At the 2025 Open Compute Platform, OCP Summit Meta spoke about their experience with quad level cell, QLC, NAND flash in their data centers. A panel talked about developments in the new E2 SSD form factor and another panel discussed flexible data placement.

Kioxia was showing their latest enterprise and data center SSDs. Samsung spoke about their HBM and other memory advances and SK hynix talked about their high bandwidth flash and other memory products for AI.

Meta gave information about their first QLC Flash Storage Server, the Open Rack Frame version 3, ORv3, whose specifications are shown below. The actual shelf reference design, supporting 24 U.2 and U.2 long Direct Flash Modules was created by their design partner, Jabil. As shown the goal was a storage server that would enable more than 50PB per rack.

A panel with Peter Choi from Pure Storage, Ross Stenfort from Meta, Arthur Lai from Molex and Anthony Constantine from Micron spoke about updates on SSD form factors. Their talk shared experiences designing and shipping QLC drives and contributions to a new industry standard form factor, E2. This standard is designed to support 64 NAND packages with a large flash controller, high DRAM memory on a single circuit board operating at 30+W with low airflow.

Peter from Pure Storage compared the U.2 long Direct Flash Modules they make with the E2 form factor. Ross from Meta positioned such QLC flash modules as a layer in the memory and storage hierarchy below TLC SSDs and above HDDs. The goal from 2024 was that this E2 form factor would be the industry standard for 128TB or higher SSDs. The slide below shows how the consortium wanted to leverage E3 and E1 form factors to create this new standard.

Arthur Lai from Molex went into details about the optimal design of storage modules for optimal air cooling, which favored what he called an ortho hybrid solution for high density rack installation. Challenges remain to push the performance to that required for Gen 7 with over 80W support.

Anthony Constatine from Micron discussed E2 improvements made since 2024 and future improvements and liquid cooling. He pointed out the need to have one form factor to support high density data center applications for PCIe 7.

Another session covered flexible data placement, FDP, and how it might best be used to avoid write application, WAF, that can cause early wear out of QLC and TLC SSDs. Rory Bolt from Kioxia spoke about FDP use cases. He made recommendations that separating temporary files and swap spaces from data with a longer lifespan we could reduce the write amplification.

Kioxia was exhibiting their LC9 Series Enterprise QLC SSDs as well as their SD8 E1.S Data Center SSDs and their CD9P Series Data Center SSDs. The LC9 products from the Kioxia booth are shown below.

Taeksang Song from Samsung spoke about advances in HBM4 and HBM4E as shown below, showing over 2X bandwidth increases over HBM3E and significantly greater energy efficiency. The company also said that the future of HBM will involve customization for various types of AI demands.

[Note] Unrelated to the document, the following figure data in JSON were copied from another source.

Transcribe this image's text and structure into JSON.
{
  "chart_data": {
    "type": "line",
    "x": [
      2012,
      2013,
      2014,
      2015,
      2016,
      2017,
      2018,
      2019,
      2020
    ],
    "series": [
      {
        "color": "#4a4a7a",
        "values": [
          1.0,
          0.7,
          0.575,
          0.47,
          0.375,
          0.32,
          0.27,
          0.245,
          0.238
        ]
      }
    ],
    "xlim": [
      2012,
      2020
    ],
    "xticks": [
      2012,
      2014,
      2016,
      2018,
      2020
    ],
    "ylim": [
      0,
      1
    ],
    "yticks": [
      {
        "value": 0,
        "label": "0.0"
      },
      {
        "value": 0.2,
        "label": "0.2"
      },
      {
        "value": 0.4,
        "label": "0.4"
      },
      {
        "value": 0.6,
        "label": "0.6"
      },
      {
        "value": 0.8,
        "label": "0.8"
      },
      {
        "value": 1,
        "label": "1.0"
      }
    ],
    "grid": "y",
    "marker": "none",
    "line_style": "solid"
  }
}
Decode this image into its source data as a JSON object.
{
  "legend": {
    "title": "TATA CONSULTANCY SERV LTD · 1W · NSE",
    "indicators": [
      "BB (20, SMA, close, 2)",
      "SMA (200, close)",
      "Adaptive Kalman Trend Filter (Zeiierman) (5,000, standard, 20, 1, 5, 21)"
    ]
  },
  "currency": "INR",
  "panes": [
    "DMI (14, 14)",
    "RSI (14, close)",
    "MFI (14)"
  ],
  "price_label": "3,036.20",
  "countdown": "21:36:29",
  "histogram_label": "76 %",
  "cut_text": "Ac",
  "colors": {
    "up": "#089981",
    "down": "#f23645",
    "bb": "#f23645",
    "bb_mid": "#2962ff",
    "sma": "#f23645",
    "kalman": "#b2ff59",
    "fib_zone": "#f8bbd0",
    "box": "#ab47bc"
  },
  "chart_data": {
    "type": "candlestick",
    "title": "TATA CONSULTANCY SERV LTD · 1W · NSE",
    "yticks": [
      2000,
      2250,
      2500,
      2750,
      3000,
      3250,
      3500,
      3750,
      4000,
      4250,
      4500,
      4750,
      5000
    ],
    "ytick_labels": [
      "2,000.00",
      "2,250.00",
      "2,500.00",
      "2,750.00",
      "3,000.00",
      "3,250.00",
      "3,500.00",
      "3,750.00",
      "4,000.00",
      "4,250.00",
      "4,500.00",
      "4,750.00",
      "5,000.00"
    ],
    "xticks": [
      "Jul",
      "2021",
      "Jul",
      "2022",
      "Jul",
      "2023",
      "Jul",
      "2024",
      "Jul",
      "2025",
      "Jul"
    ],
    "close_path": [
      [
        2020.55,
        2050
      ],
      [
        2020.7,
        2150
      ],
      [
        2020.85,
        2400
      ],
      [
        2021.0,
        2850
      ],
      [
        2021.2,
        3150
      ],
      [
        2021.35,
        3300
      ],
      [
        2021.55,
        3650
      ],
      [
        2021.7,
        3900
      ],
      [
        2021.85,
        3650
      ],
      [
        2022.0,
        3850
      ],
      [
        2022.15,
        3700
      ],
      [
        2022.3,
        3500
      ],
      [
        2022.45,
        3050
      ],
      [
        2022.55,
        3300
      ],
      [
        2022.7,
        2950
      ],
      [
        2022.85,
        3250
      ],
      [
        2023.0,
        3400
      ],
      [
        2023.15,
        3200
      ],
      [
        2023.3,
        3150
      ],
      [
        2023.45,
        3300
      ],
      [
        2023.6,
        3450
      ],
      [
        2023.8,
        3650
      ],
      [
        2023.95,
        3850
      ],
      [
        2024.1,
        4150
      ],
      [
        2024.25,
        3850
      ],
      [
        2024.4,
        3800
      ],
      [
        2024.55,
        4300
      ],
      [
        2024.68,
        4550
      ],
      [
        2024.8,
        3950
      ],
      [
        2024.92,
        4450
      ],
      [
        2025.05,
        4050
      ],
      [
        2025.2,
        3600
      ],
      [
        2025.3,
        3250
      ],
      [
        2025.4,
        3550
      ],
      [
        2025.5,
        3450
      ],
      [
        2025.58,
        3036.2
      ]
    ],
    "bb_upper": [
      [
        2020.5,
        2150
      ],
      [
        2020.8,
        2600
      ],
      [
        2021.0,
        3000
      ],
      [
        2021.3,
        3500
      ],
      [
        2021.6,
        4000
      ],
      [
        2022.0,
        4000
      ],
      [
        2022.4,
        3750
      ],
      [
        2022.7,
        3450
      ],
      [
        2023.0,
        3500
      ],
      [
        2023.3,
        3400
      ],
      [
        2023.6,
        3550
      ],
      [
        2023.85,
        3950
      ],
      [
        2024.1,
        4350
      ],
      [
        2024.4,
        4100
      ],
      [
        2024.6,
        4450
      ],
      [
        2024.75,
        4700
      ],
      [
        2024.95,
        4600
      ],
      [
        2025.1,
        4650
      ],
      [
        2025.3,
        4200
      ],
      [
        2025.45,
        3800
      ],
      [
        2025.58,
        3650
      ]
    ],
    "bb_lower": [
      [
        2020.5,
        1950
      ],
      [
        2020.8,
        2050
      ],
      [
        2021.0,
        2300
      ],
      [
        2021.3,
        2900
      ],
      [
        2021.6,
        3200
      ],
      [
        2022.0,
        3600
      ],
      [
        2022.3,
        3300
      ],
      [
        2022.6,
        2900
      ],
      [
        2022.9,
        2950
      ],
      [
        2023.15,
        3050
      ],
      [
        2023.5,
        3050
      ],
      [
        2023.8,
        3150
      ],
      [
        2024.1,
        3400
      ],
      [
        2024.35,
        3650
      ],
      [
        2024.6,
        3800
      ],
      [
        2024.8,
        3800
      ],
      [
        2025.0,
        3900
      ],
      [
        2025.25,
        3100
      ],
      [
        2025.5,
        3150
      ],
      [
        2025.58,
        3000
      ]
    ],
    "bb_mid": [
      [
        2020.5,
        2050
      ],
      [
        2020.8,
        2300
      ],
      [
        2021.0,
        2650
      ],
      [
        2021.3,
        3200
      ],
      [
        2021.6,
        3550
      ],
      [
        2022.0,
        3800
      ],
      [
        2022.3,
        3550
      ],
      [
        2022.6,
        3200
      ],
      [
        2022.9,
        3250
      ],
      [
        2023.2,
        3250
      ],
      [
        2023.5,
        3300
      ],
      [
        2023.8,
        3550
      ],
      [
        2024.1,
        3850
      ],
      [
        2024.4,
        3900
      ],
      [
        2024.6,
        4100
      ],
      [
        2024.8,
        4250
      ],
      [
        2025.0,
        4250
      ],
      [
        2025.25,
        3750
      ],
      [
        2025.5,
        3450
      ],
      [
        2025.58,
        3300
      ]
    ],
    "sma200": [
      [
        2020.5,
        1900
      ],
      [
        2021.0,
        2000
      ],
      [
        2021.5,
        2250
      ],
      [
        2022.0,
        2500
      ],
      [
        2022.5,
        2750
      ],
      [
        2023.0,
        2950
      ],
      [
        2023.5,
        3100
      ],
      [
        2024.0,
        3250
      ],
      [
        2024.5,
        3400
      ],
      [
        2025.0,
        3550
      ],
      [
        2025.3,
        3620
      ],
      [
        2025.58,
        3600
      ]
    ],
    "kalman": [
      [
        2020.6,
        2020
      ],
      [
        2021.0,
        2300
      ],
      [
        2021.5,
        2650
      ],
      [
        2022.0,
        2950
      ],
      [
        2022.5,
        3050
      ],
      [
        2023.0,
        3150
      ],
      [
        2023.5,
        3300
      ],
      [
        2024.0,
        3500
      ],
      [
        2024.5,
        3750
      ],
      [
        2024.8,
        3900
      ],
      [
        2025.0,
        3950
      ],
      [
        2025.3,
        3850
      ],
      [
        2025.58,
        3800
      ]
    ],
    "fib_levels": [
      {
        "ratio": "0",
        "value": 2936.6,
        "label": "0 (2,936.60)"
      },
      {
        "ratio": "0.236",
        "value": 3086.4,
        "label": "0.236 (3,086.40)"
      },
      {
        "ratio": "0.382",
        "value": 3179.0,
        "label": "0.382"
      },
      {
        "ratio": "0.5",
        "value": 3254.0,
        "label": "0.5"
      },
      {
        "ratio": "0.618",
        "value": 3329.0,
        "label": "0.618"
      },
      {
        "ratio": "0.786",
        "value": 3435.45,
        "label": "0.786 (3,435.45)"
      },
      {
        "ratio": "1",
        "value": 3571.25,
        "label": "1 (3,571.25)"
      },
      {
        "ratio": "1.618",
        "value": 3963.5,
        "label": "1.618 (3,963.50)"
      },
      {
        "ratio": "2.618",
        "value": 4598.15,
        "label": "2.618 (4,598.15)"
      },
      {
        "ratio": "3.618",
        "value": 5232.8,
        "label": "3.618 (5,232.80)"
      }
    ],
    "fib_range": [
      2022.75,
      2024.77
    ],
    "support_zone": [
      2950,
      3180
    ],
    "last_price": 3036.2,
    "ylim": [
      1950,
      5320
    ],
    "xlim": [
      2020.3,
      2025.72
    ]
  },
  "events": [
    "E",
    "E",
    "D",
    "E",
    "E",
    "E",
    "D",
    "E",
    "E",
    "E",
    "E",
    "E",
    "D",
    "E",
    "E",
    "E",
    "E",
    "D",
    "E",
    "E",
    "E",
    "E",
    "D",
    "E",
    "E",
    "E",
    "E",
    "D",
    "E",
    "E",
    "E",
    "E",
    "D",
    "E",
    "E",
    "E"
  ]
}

He also spoke about advances in DDR5 memory, RDIMM and MRDIMM as well as LPDDR6, LPCAMM2 and SOCAMM2. He also talked about a process in memory, PIM, device with LPDDR for AI, LPDDR5X-PIM. The figure below shows the expected performance and energy improvement this PIM can provide.

He discussed Samsung’s CXL solutions, shown below, which will enable greater memory utilization through memory pooling and compute near memory.

C. S. Kim from SK hynix spoke about the company’s AIN family for AI applications shown below.

This includes high bandwidth flash, which SK hynix announced it was working in partnership with SanDisk on at the 2025 FMS. The slide below indicates that unlike conventional SSDs, this highly parallel memory configuration lets NAND-based flash devices operate at near HBM performance with memory capacities like those of SSDs.

The 2025 OCP Summit featured Meta and SSD companies developments on the E2 form factor, memory and SSDs for AI from Samsung and Kioxia as well as high bandwidth flash developments from SK hynix.